NÃO. António Costa. Ao vincular Portugal, pela
calada, à criação de listas transnacionais nas eleições europeias prejudica o
interesse nacional e, pior, despreza a competência eleitoral da Assembleia.
OBSERVADOR, 15/1/2018
Não há razões para mudanças
de rumo no PSD. E, por isso, talvez os primeiros desiludidos com Rui Rio venham
a ser aqueles que (como Pacheco Pereira) viram nele a oportunidade de se
vingarem de Passos.
Um homem sério, de vida
pública discreta e pouco aberto, que engendrou durante anos o alcançar da
liderança do PSD, focado na economia e na saúde das contas públicas,
indiferente aos círculos das elites lisboetas, rodeado no aparelho partidário
de figuras e barões pouco recomendáveis e que fizeram caminho a criticar o PSD,
sem pretensões de intelectualidade, pouco preocupado com os holofotes
mediáticos, teimoso e corajoso, defensor das ideias em que acredita – e não
daquelas que lhe dizem ser as melhores para acolher mais um ou dois votos. Eis
uma apresentação possível de Rui Rio, o novo líder eleito do PSD. Mas eis
também uma apresentação possível de Pedro Passos Coelho, o líder que, dentro de
semanas, deixará de o ser. Curiosamente, a campanha das eleições internas do
PSD sugeriu que, com Rui Rio, viria uma ruptura com o legado de Passos Coelho.

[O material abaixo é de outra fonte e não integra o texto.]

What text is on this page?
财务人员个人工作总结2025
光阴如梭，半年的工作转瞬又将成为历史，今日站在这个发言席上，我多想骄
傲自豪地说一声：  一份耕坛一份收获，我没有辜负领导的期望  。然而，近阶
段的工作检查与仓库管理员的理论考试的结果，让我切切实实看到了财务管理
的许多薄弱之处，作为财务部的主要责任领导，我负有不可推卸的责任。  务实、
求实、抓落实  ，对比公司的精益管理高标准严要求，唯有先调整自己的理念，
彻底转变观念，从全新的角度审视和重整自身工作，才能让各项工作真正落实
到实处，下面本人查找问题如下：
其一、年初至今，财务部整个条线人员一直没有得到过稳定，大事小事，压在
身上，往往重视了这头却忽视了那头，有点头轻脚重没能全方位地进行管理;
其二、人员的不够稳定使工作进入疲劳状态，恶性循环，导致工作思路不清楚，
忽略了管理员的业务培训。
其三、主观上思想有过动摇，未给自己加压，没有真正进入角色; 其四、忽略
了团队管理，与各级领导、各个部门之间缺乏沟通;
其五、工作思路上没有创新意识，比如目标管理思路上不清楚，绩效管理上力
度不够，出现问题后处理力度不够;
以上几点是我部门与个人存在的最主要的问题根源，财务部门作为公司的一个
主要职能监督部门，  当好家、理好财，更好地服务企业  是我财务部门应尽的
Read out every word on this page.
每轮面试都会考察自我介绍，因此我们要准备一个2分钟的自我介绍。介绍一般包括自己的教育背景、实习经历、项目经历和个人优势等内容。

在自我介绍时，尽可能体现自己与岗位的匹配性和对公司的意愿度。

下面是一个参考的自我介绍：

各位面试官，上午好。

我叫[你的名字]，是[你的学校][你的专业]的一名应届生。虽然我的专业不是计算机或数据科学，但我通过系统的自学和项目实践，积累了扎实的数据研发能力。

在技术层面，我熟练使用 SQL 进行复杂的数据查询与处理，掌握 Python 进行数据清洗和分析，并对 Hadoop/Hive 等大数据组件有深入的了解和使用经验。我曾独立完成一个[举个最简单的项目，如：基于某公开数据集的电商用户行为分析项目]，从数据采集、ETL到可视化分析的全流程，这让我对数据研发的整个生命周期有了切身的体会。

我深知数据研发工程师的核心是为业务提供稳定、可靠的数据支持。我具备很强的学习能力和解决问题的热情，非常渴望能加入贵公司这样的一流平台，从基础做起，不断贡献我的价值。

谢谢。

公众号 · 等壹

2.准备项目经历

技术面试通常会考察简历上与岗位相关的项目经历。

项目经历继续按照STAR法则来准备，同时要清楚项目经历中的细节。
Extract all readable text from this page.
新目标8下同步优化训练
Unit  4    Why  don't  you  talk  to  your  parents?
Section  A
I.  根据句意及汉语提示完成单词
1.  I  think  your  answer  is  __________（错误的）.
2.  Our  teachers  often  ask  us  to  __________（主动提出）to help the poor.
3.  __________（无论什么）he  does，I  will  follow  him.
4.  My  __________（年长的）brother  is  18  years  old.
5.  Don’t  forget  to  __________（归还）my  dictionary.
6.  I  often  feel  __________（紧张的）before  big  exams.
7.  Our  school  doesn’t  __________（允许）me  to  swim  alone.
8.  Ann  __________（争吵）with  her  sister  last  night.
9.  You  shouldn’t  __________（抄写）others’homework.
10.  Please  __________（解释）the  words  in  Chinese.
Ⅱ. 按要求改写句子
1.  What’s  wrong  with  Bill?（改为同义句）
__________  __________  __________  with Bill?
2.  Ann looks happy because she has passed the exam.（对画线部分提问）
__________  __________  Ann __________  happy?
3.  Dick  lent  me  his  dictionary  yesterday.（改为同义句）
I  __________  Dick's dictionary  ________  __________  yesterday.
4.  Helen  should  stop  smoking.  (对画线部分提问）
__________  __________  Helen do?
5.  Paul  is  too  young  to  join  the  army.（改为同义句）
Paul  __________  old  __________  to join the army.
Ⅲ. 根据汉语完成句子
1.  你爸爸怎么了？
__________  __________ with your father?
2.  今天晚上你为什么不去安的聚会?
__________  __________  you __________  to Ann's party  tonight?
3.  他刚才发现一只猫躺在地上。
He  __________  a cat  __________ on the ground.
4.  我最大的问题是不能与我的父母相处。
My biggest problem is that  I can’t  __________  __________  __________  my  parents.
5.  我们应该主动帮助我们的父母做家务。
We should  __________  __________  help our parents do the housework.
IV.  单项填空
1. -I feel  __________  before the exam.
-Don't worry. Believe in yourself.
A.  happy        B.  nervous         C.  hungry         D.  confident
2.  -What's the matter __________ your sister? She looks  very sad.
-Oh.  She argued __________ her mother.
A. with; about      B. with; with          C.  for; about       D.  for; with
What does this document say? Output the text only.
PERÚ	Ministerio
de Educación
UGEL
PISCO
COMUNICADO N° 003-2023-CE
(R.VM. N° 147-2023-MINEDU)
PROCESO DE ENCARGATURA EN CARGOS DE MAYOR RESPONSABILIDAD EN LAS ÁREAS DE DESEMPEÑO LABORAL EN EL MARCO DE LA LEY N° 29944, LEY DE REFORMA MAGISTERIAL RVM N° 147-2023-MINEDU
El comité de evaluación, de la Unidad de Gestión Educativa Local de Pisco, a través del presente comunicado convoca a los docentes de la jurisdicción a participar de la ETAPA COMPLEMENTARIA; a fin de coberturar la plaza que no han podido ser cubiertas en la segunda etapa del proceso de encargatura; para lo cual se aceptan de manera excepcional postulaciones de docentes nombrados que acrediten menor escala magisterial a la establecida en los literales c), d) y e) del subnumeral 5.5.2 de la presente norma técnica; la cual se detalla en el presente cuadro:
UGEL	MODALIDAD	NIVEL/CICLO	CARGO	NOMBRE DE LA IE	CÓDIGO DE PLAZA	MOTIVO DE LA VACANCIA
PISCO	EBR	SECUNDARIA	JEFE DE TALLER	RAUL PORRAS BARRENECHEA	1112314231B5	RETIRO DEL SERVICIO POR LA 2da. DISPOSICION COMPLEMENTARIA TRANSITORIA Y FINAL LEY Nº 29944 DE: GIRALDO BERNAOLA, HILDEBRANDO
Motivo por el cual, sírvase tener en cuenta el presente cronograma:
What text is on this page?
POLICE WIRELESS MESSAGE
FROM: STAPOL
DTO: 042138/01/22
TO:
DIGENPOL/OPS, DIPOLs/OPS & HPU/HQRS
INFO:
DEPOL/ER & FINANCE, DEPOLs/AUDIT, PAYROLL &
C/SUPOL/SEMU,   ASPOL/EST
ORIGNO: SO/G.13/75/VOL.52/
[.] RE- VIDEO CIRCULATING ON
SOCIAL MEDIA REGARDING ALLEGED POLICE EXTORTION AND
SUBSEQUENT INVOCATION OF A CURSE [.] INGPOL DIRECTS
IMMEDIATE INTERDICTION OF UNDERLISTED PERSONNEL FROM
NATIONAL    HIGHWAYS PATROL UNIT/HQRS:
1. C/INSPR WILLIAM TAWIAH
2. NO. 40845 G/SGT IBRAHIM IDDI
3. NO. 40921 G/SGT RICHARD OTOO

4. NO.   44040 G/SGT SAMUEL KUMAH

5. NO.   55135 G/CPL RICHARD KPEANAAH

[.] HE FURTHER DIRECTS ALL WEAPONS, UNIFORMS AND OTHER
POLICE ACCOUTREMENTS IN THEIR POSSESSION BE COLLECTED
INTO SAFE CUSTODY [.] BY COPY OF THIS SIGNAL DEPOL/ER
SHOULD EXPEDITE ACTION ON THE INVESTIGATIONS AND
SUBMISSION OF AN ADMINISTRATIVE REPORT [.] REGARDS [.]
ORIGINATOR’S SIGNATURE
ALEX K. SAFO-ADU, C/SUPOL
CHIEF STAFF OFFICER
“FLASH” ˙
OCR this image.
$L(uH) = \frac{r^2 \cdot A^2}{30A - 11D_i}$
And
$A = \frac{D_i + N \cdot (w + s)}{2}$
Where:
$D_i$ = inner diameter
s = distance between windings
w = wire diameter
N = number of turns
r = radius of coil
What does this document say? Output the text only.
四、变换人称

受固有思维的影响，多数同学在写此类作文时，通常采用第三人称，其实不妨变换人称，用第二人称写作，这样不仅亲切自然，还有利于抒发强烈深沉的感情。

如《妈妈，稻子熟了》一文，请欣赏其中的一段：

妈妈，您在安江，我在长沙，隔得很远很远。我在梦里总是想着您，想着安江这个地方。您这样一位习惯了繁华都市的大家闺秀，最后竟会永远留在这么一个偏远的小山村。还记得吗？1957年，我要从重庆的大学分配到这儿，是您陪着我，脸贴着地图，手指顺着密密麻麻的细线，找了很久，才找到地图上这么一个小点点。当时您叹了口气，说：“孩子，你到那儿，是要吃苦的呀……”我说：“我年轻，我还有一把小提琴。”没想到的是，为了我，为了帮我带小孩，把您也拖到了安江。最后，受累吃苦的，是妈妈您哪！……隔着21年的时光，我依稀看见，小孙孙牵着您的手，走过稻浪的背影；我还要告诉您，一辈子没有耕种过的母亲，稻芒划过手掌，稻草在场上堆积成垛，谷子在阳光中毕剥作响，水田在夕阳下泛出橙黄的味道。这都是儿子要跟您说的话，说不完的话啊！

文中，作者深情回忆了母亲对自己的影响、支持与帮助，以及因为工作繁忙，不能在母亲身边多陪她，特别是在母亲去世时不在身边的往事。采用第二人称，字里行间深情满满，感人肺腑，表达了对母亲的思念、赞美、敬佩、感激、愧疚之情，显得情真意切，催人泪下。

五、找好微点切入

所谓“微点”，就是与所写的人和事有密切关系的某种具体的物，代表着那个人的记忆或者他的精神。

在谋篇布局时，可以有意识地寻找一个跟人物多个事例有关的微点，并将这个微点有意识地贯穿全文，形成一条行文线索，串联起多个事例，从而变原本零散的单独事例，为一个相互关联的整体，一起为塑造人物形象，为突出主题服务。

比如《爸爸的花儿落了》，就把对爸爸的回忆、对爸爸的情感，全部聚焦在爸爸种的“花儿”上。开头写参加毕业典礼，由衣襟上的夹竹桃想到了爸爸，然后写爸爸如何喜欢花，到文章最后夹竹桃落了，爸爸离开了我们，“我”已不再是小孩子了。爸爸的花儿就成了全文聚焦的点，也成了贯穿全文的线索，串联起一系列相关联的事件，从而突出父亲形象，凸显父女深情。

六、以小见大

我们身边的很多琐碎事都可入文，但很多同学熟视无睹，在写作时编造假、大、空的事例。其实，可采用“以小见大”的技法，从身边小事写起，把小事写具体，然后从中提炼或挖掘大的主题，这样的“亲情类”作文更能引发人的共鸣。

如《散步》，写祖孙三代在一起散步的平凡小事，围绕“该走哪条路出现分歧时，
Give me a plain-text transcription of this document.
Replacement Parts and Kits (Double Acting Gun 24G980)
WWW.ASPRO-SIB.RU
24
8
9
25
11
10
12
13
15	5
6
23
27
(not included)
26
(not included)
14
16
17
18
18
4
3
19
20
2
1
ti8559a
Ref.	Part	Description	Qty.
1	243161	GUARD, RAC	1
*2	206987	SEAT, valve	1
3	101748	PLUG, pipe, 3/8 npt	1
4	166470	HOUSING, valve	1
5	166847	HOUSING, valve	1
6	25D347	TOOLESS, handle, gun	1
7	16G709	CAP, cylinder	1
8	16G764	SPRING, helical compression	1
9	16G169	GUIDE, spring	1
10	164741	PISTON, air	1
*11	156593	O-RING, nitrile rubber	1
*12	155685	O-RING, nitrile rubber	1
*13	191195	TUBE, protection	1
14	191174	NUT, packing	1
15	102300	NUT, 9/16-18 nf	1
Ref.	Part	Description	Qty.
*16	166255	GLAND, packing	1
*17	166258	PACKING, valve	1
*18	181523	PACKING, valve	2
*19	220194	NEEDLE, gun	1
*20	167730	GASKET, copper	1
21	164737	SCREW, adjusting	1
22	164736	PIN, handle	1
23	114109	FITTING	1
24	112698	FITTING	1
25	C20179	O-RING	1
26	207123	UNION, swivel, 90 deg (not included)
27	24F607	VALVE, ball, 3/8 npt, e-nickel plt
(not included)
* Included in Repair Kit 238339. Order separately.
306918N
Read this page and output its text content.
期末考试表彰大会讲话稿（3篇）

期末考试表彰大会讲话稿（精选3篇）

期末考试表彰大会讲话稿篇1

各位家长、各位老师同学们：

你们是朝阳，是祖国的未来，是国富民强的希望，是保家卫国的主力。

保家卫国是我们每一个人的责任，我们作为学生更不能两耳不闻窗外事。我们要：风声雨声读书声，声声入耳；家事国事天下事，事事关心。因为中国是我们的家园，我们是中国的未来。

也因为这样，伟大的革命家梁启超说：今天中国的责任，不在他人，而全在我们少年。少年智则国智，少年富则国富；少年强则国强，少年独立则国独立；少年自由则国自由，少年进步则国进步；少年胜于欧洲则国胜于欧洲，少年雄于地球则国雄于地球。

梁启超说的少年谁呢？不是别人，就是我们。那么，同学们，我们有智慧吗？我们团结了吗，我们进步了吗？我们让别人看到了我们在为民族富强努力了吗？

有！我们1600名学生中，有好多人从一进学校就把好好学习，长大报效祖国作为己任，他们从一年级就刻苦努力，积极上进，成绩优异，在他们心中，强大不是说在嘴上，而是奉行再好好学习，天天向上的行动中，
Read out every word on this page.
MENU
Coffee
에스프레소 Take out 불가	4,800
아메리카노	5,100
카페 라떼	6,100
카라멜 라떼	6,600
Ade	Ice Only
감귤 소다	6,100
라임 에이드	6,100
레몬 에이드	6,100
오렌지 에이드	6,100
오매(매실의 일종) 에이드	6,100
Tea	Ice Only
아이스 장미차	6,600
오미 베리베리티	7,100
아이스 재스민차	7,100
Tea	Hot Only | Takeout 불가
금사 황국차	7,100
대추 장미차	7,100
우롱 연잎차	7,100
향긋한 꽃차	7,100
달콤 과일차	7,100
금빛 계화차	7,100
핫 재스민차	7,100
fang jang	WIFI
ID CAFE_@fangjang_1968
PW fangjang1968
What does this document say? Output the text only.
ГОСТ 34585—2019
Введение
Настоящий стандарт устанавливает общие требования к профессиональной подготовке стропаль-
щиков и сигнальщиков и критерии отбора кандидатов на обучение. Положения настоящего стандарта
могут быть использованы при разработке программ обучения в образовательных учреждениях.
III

Ou que à sua vitória corresponderia uma derrota do “passismo”. Ora, ambos têm
mais em comum do que seria inicialmente perceptível. E, mesmo no plano
partidário, essa ideia de ruptura é, no mínimo, precipitada.
Sim, muitos pontos de
vista ideológicos separam Passos Coelho de Rui Rio – o
primeiro mais liberal e à direita do que o segundo, que não se importa que o
conotem com o centro-esquerda. Se o PSD fosse um clube de tertúlias, a
clivagem seria motivo de rupturas discursivas e de algumas guinadas de
orientação política nas propostas para o país. Mas o PSD é um partido político,
em Portugal e na oposição a um governo apoiado por toda a esquerda parlamentar.
O contexto é tudo. Nem Passos Coelho pôde implementar todas as reformas
“liberais” que ambicionou, nem agora muitas das reformas implementadas foram
sequer atacadas pelo PS – veja-se como o actual governo mantém discretamente
várias das medidas do período da troika. Ou seja, a ideologia tem um peso
menor nas reformas estruturais do que, acreditando no discurso político, se poderia
julgar. Como tal, nesse plano, o PSD de Rui Rio não será realmente
divergente do de Passos. Aliás, recorde-se que, quando o tema da campanha
interna foi o ajustamento financeiro, Rui Rio até alertou que teria ido mais
longe – afinal, aos olhos de Pacheco Pereira e de outros críticos da
austeridade, qual dos dois seria o perigoso neoliberal?
No final, tudo leva aos
nomes e, sim, as mudanças de caras surgirão no PSD. É natural que assim seja. E
ainda mais quando, como é o caso, o novo líder não tem cadeira na bancada
parlamentar e precisa de pessoas de confiança nos lugares-chave. Mas será isso
motivo de “limpeza”, como se ouve por aí? Não há contexto para isso – e seria
um erro de amador. Primeiro, porque Rio terá de depender de um grupo
parlamentar que não escolheu e não se pode dar ao luxo de o transformar num
ninho de vespas – o que requer tacto e convergências. Segundo, porque não
existe uma ruptura real com o “passismo” ou com os que cresceram politicamente
ao lado de Passos Coelho – até porque alguns apoiaram Rui Rio. Em
termos de apoios internos, a único ruptura relevante surgiu com Luís
Montenegro e Miguel Relvas, que decidiram converter estas eleições internas
num jogo de xadrez para as suas ambições – leia-se, para se posicionarem para o
pós-eleições legislativas de 2019, antecipando uma vitória eleitoral do PS.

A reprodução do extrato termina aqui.